Recap: Student Senate talks protests, budget changes in first fall semester meeting

The Student Senate discussed the instigations by anti-BLM protesters and the changes to the Student Government budget in its first meeting of the semester on Wednesday. 

The meeting was held in the Russell House Theater to follow social distancing guidelines.

Student Body President Issy Rushton opened discussion of these issues with a statement regarding the visiting protestors. 

“I made many statements, but I, what I want to say is that I think it was absolutely disgusting of them. And we don't stand for that as a university, nor as a student government, and I hope that we don't stand for it as a senate either,” Rushton said.

Rushton will be meeting with the university’s administration Thursday to discuss these protestors’ First Amendment rights and has tasked her government relations team with “looking into” hate crime legislation within South Carolina. 

South Carolina is one of only three states with no racially-oriented hate crime laws. 

Several student senators announced plans to deal with the aftermath of the day’s protest, as well as the possibility of more in the future. Second-year political science and theatre student Asaru Buffalo emphasized transparency with the student body in publicizing information about the protestors.

“The thing that I'm looking to really signal boost now is just to get the message out of how to engage when these situations happen.
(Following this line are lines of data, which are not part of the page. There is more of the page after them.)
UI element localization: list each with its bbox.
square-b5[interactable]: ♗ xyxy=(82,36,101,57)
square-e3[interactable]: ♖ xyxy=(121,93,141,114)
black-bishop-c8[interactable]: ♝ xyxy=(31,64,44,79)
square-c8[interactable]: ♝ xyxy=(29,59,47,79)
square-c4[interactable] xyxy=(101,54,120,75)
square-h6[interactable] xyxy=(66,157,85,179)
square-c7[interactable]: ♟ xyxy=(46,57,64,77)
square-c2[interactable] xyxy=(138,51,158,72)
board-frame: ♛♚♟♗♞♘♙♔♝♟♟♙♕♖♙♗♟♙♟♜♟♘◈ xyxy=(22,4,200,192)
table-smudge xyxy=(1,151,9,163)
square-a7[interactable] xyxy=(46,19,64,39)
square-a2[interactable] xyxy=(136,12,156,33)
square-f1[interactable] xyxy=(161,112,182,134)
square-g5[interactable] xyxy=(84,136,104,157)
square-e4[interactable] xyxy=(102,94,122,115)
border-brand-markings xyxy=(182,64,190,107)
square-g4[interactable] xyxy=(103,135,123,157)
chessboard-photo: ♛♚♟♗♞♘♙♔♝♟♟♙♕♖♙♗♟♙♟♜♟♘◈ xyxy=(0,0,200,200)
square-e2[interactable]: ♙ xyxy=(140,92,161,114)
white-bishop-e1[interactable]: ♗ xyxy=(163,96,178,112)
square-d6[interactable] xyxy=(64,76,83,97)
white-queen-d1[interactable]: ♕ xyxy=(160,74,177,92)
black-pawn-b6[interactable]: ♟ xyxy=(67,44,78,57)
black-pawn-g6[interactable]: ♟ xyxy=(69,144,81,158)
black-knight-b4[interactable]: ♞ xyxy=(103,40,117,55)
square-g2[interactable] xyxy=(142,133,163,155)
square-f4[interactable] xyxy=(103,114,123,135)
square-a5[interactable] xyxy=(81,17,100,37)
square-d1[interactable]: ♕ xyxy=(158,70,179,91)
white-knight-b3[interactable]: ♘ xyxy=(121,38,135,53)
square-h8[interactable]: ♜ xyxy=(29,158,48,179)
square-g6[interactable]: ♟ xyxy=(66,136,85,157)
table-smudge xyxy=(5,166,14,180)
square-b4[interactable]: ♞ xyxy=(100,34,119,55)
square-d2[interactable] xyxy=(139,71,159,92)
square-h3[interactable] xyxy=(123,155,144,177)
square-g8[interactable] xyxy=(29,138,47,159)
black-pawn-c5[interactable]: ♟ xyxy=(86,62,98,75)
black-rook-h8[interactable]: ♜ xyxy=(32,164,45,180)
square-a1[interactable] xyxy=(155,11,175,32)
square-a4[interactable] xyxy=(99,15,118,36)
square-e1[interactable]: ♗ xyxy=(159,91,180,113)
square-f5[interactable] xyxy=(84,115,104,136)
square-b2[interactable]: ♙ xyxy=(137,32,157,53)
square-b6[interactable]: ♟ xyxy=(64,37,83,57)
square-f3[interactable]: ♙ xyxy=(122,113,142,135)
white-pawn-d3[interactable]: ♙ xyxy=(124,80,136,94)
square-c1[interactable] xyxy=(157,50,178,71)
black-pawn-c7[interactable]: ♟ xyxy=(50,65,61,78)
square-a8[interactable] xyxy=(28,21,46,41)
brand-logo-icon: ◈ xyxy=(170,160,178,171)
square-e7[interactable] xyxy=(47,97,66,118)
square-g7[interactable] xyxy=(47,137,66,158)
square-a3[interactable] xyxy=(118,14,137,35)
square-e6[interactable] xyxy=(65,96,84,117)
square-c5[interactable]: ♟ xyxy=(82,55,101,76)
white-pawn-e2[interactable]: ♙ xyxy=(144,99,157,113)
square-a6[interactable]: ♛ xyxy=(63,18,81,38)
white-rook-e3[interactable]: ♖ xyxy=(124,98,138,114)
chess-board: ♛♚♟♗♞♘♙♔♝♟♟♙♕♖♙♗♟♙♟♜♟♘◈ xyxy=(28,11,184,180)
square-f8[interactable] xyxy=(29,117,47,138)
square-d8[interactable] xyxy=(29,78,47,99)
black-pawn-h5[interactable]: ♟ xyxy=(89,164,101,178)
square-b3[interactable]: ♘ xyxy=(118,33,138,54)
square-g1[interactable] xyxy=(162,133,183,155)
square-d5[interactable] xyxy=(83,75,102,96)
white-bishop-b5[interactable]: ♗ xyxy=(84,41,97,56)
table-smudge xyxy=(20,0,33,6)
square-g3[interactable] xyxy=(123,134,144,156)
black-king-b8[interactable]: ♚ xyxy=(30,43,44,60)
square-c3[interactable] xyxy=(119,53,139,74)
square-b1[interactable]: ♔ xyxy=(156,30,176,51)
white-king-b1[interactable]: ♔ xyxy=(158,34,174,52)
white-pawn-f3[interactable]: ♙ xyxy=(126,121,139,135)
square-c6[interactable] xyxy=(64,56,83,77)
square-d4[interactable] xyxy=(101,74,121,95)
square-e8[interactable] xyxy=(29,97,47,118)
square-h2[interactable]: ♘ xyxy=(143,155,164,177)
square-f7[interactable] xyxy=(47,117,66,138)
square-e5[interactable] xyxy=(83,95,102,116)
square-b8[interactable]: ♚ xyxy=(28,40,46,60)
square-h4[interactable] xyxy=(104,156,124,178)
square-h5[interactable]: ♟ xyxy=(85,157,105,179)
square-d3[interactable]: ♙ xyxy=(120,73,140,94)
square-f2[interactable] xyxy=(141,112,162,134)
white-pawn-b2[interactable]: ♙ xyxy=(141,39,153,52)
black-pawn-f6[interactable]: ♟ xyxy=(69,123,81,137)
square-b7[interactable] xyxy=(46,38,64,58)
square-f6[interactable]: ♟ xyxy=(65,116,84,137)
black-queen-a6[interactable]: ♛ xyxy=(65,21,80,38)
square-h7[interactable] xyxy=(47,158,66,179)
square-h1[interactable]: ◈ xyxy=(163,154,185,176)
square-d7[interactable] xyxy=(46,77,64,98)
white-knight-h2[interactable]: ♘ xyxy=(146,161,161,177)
There are right ways to go about and wrong ways to go about it,” Buffalo said.

Buffalo also aims to spread information regarding the instigators themselves and where students can go to avoid them over social media and GarnetGate. 

Senator Whitney Garland, chairman of the Student Life Committee, is focused on aiding students upset by these events through mental health check-ins. 

“We have students from all different backgrounds,” Garland, a fourth-year social work student, said. “And there should not be people on our campus that are allowed to spew hate speech at those populations and are allowed to actively discriminate against our students.” 

But creating anything beyond a resolution within the Senate on this issue will take time, owing to the newness of the issue and the amount of research needed, Garland said. 

Additionally, COVID-19 has affected Student Government’s ability to hold certain events, lowering the amount of money used during the Fall 2020 semester.

In a proposed new budget for the Fall 2020 semester, which has yet to be approved, events that require travel, such as Freshman Council’s $4,650 off-campus retreat, and in-person events, such as Carolina Closet’s $150 fashion show, would be removed from the budget. 

These funds would then go into other departments, such as advertising, which would see a $150 dollar boost, or into the fall escrow, a $5,634 pool of funds not to be used until Spring 2021. Treasurer Caden Askew said in an email that “there is no current internal need” for the funds. 

For more detail, see Student Government’s Live Budget, which does not yet reflect these changes, and the introduced legislation for the budget changes, which does.

Editor's Note: Student Body Treasurer Caden Askew was approved by the Student Senate on Wednesday to serve on the Board of Student Publications and Communications. The Board of Student Publications and Communications serves as the publisher for The Daily Gamecock. Student appointments to the board are made by the student body president with a majority vote from the Student Senate.